Four blasts were heard in the central part of Riyadh, but there were no immediate reports of casualties or damage.
Saudi authorities later claimed that its air defense systems had intercepted the missiles in the skies over the capital.
A military spokesman for the Houthi Ansarullah movement, Colonel Aziz Rashed, said the missile attack marked “a new phase” and was revenge for Saudi airstrikes on Yemen.
“There will be more salvos until this enemy is deterred, understands the meaning of the Yemeni might and ceases its crimes,” he pointed out.
Separately, a child lost his life and a couple sustained injuries when a cluster bomb went off in the Razih district of Yemen’s mountainous northwestern province of Sa’ada.
Cluster munitions, which are banned by more than 100 countries, present an enormous danger to civilians.
Cluster bombs are banned under the Convention on Cluster Munitions (CCM), an international treaty that addresses the humanitarian consequences and unacceptable harm caused to civilians by cluster munitions through a categorical prohibition and a framework for action.
Yemeni forces inflict losses on Saudi mercenaries
Meanwhile, Yemeni troops and Popular Committees fighters dealt new blows to Saudi-backed militiamen loyal to Yemen's resigned president, Abd Rabbuh Mansur Hadi, in Saudi Arabia’s southwestern border region of Jizan.
A Yemeni military source said Yemeni forces carried out an ambush on the Saudi mercenaries in the region’s al-Amoud military base on Wednesday, killing and injuring scores of them.

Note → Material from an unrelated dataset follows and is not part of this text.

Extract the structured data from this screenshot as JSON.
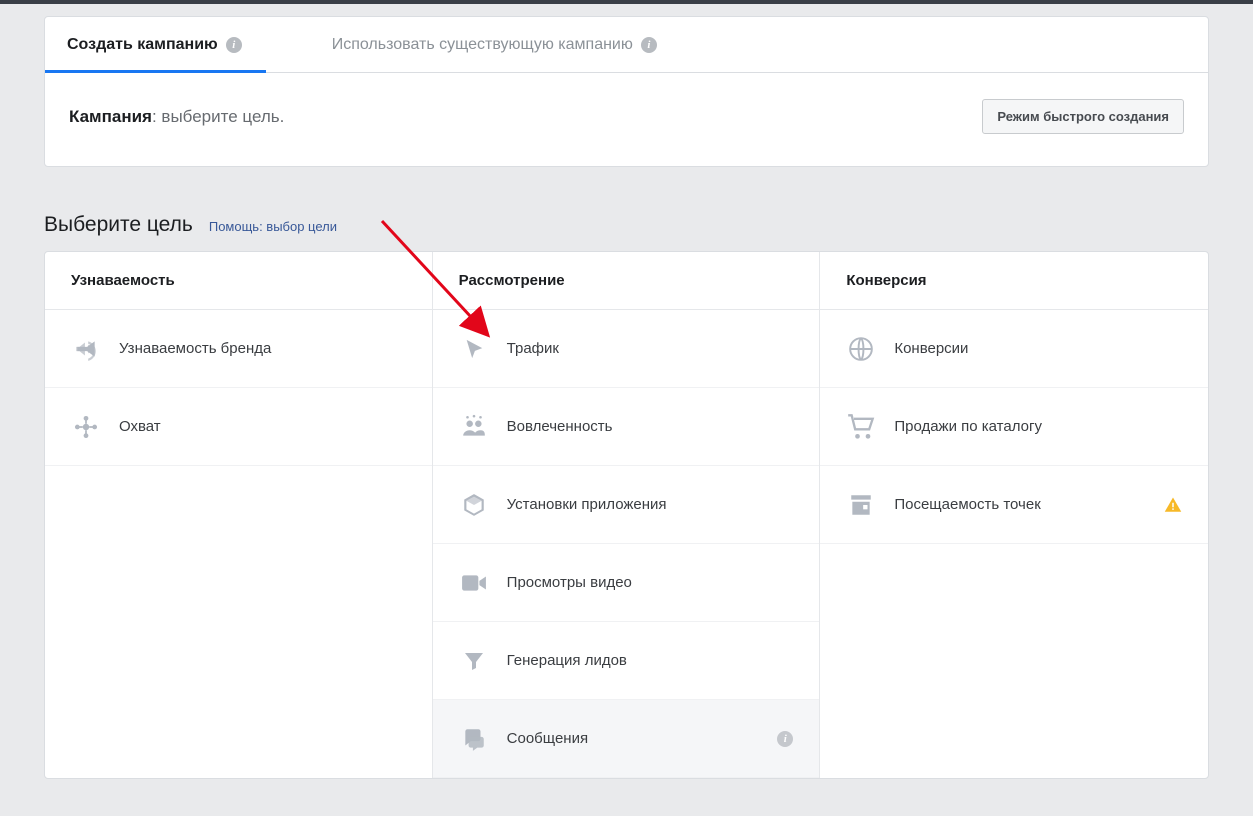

Yemeni army soldiers and their allies also shot down two unmanned reconnaissance drones, and destroyed an M1 Abrams battle tank.
The Yemeni Ministry of Human Rights announced in a statement on March 25 that the Saudi-led war had left 600,000 civilians dead and injured since March 2015.

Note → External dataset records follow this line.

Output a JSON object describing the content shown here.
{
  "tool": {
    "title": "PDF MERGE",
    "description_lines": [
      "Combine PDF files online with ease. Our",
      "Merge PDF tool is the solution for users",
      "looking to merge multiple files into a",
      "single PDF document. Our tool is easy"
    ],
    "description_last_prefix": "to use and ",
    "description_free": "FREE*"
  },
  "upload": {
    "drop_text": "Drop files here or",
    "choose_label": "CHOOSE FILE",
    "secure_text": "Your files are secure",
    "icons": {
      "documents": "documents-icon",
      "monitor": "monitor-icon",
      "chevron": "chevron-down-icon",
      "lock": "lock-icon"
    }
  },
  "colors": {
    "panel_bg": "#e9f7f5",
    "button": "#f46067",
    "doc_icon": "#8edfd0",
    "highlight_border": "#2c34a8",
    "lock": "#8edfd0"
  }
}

According to Press TV, the United Nations says a record 22.2 million Yemenis are in need of food aid, including 8.4 million threatened by severe hunger.
A high-ranking UN aid official recently warned against the “catastrophic” living conditions in Yemen, stating that there was a growing risk of famine and cholera there.

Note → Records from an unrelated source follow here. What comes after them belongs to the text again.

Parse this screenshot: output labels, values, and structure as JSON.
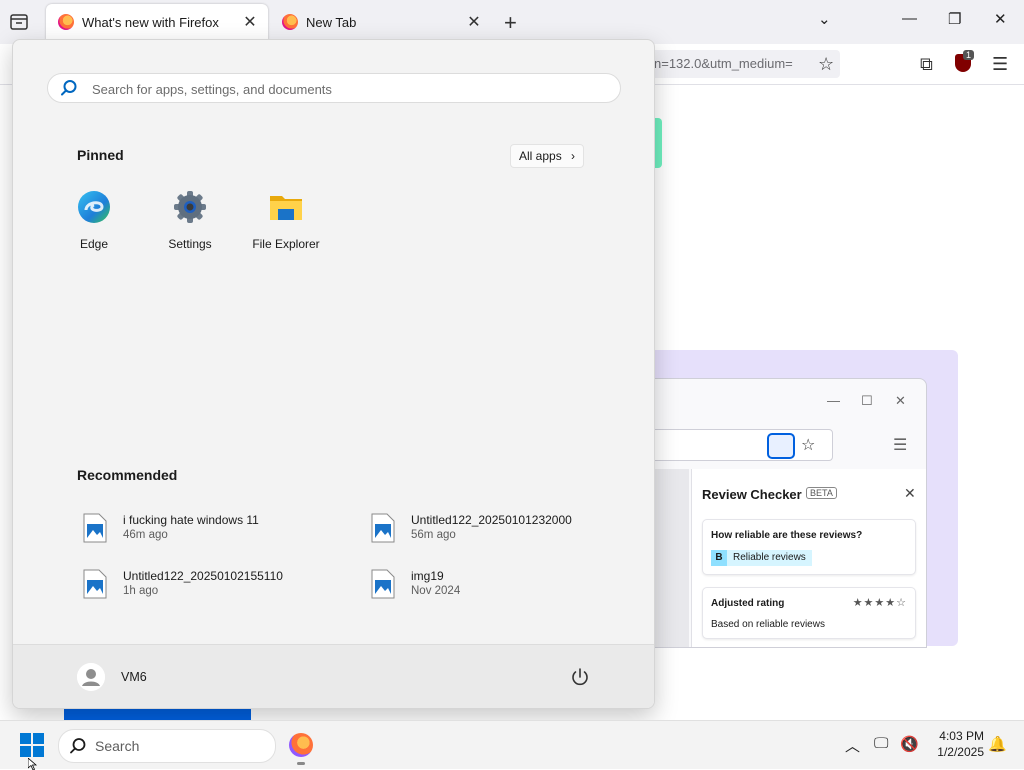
{
  "browser": {
    "tabs": [
      {
        "title": "What's new with Firefox",
        "active": true
      },
      {
        "title": "New Tab",
        "active": false
      }
    ],
    "url_fragment": "n=132.0&utm_medium=",
    "ublock_count": "1"
  },
  "start_menu": {
    "search_placeholder": "Search for apps, settings, and documents",
    "pinned_title": "Pinned",
    "all_apps_label": "All apps",
    "pinned": [
      {
        "label": "Edge",
        "icon": "edge-icon"
      },
      {
        "label": "Settings",
        "icon": "settings-gear-icon"
      },
      {
        "label": "File Explorer",
        "icon": "folder-icon"
      }
    ],
    "recommended_title": "Recommended",
    "recommended": [
      {
        "name": "i fucking hate windows 11",
        "time": "46m ago"
      },
      {
        "name": "Untitled122_20250101232000",
        "time": "56m ago"
      },
      {
        "name": "Untitled122_20250102155110",
        "time": "1h ago"
      },
      {
        "name": "img19",
        "time": "Nov 2024"
      }
    ],
    "user_name": "VM6"
  },
  "page_preview": {
    "review_checker_title": "Review Checker",
    "beta_label": "BETA",
    "card1_heading": "How reliable are these reviews?",
    "card1_grade": "B",
    "card1_badge": "Reliable reviews",
    "card2_heading": "Adjusted rating",
    "card2_sub": "Based on reliable reviews",
    "stars": "★★★★☆"
  },
  "taskbar": {
    "search_label": "Search",
    "time": "4:03 PM",
    "date": "1/2/2025"
  },
  "colors": {
    "accent_blue": "#0060df",
    "windows_blue": "#0078d4"
  }
}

“People's lives have continued unraveling. Conflict has escalated since November driving an estimated 100,000 people from their homes,” John Ging, UN director of aid operations, told the UN Security Council on February 27.
Ging said cholera had infected 1.1 million people in Yemen since last April, and a new outbreak of diphtheria had occurred in the war-ravaged Arab country since 1982.